Nem assim aliados, como o presidente da Comissão de Relações Exteriores do Senado, Nelsinho Trad (PSD-MS), dava a vitória de Eduardo como certa. “A sabatina vai ser fundamental. Você pode dar o placar como equilibrado neste momento”, afirmou ao HuffPost há duas semanas. 

O barco afundou de vez

A embaixada em Washington é considerada o cargo máximo da diplomacia brasileira, ocupado, em geral, por quadros técnicos e de carreira. Esse foi o primeiro entrave ao nome do filho do presidente. Desde 1966, apenas funcionários de carreira ocuparam o cargo. 

Contudo, as articulações do Planalto vinham surtindo efeito até meados de agosto. Com o fogo que atingiu a Amazônia, o desgaste se ampliou. Houve ainda a penúltima visita que Eduardo fez aos Estados Unidos, no fim de agosto, quando se reuniu com o mandatário norteamericano, Donald Trump, para falar sobre a situação na região amazônica. O ato foi visto como “arrogante pelos senadores.

Seguiram-se as manifestações constantes nas redes sociais, avaliadas por muitos parlamentares e no Itamaraty como “polêmicas demais para alguém que quer exercer um cargo desses”. O barco do filho 03 de Jair Bolsonaro afundou de vez com a crise no PSL.

Em uma articulação liderada por seu pai, Eduardo se viu derrotado na tentativa de alcançar a liderança do partido na Câmara na semana passada. “Se não consegue nem a liderança da legenda, não se garante em casa, imagina o cargo de embaixador”, afirmou uma fonte do Itamaraty. Até mesmo entre aliados a derrota – que ocorreu num momento de ânimos exaltadíssimos na sigla, foi a água que faltava para acabar de vez com as pretensões do deputado federal. 

No fim das contas, na segunda (21), o pretenso embaixador acabou alçado à liderança do PSL na Câmara, mas após então ocupante do cargo, Delegado Waldir (GO), desistir do posto. Ele porém, terá que enfrentar o grupo que se tornou rival na legenda ainda, que vai tentar destituí-lo em breve. 

Entre senadores e diplomatas, que viram no último mês as chances de Eduardo Bolsonaro se esvairem de vez, há a avaliação de que esse racha no PSL foi a “desculpa perfeita” que o presidente procurava para “voltar atrás sem admitir uma derrota”. 

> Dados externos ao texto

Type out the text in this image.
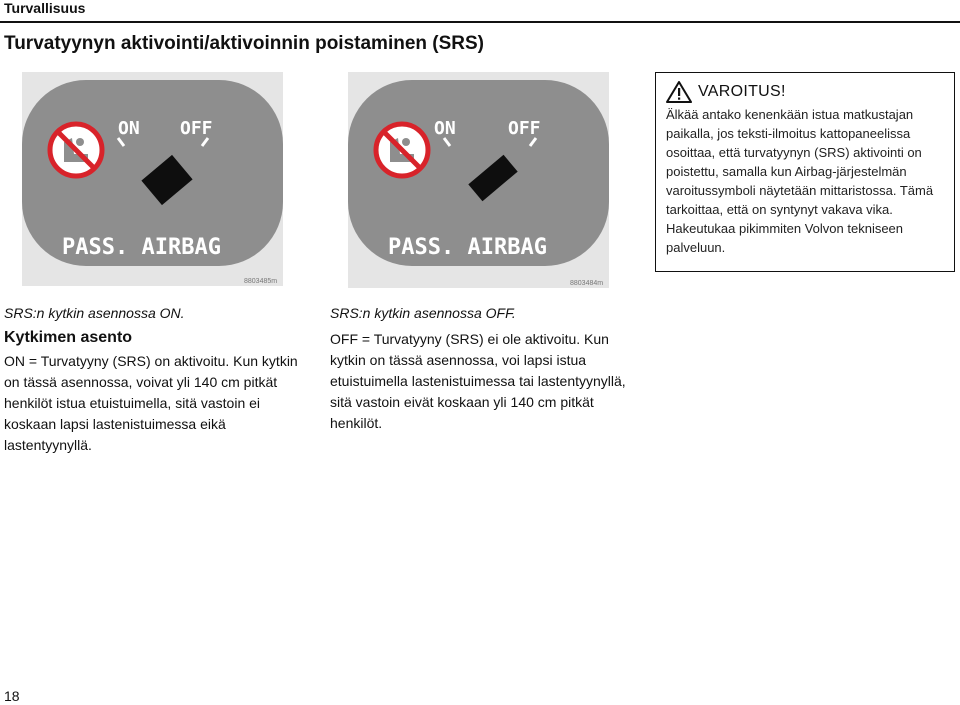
Turvallisuus
Turvatyynyn aktivointi/aktivoinnin poistaminen (SRS)
ON OFF
PASS. AIRBAG
8803485m
ON	OFF
PASS. AIRBAG
8803484m
VAROITUS!
Älkää antako kenenkään istua matkustajan paikalla, jos teksti-ilmoitus kattopaneelissa osoittaa, että turvatyynyn (SRS) aktivointi on poistettu, samalla kun Airbag-järjestelmän varoitussymboli näytetään mittaristossa. Tämä tarkoittaa, että on syntynyt vakava vika. Hakeutukaa pikimmiten Volvon tekniseen palveluun.
SRS:n kytkin asennossa ON.
Kytkimen asento
ON = Turvatyyny (SRS) on aktivoitu. Kun kytkin on tässä asennossa, voivat yli 140 cm pitkät henkilöt istua etuistuimella, sitä vastoin ei koskaan lapsi lastenistuimessa eikä lastentyynyllä.
SRS:n kytkin asennossa OFF.
OFF = Turvatyyny (SRS) ei ole aktivoitu. Kun kytkin on tässä asennossa, voi lapsi istua etuistuimella lastenistuimessa tai lastentyynyllä, sitä vastoin eivät koskaan yli 140 cm pitkät henkilöt.
18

Como fica a Embaixada do Brasil nos EUA

Ao recuar da indicação de Eduardo, Bolsonaro retoma uma questão: quem colocar na cadeira, vaga desde abril, quando o ministro das Relações Exteriores, Ernesto Araújo, removeu do cargo o diplomata Sérgio Amaral. Quem tem exercido a função até o momento é o encarregado de negócios, Nestor Forster. 

Este último foi o nome defendido por Ernesto desde o início para o comando da Embaixada, mas foi vencido pelo desejo de Bolsonaro de colocar o filho na vaga. Agora, com Eduardo enfraquecido, o mandatário admite a possibilidade de oficializar Nestor Forster na vaga. 

“Nós temos lá o Nestor Forster. Ele é um bom nome. Obviamente, o Eduardo desistindo que eu mande o nome dele ao Senado, tendo em vista a importância na política dentro do partido, o Forster é um bom nome para ser considerado lá”, disse Bolsonaro no Japão.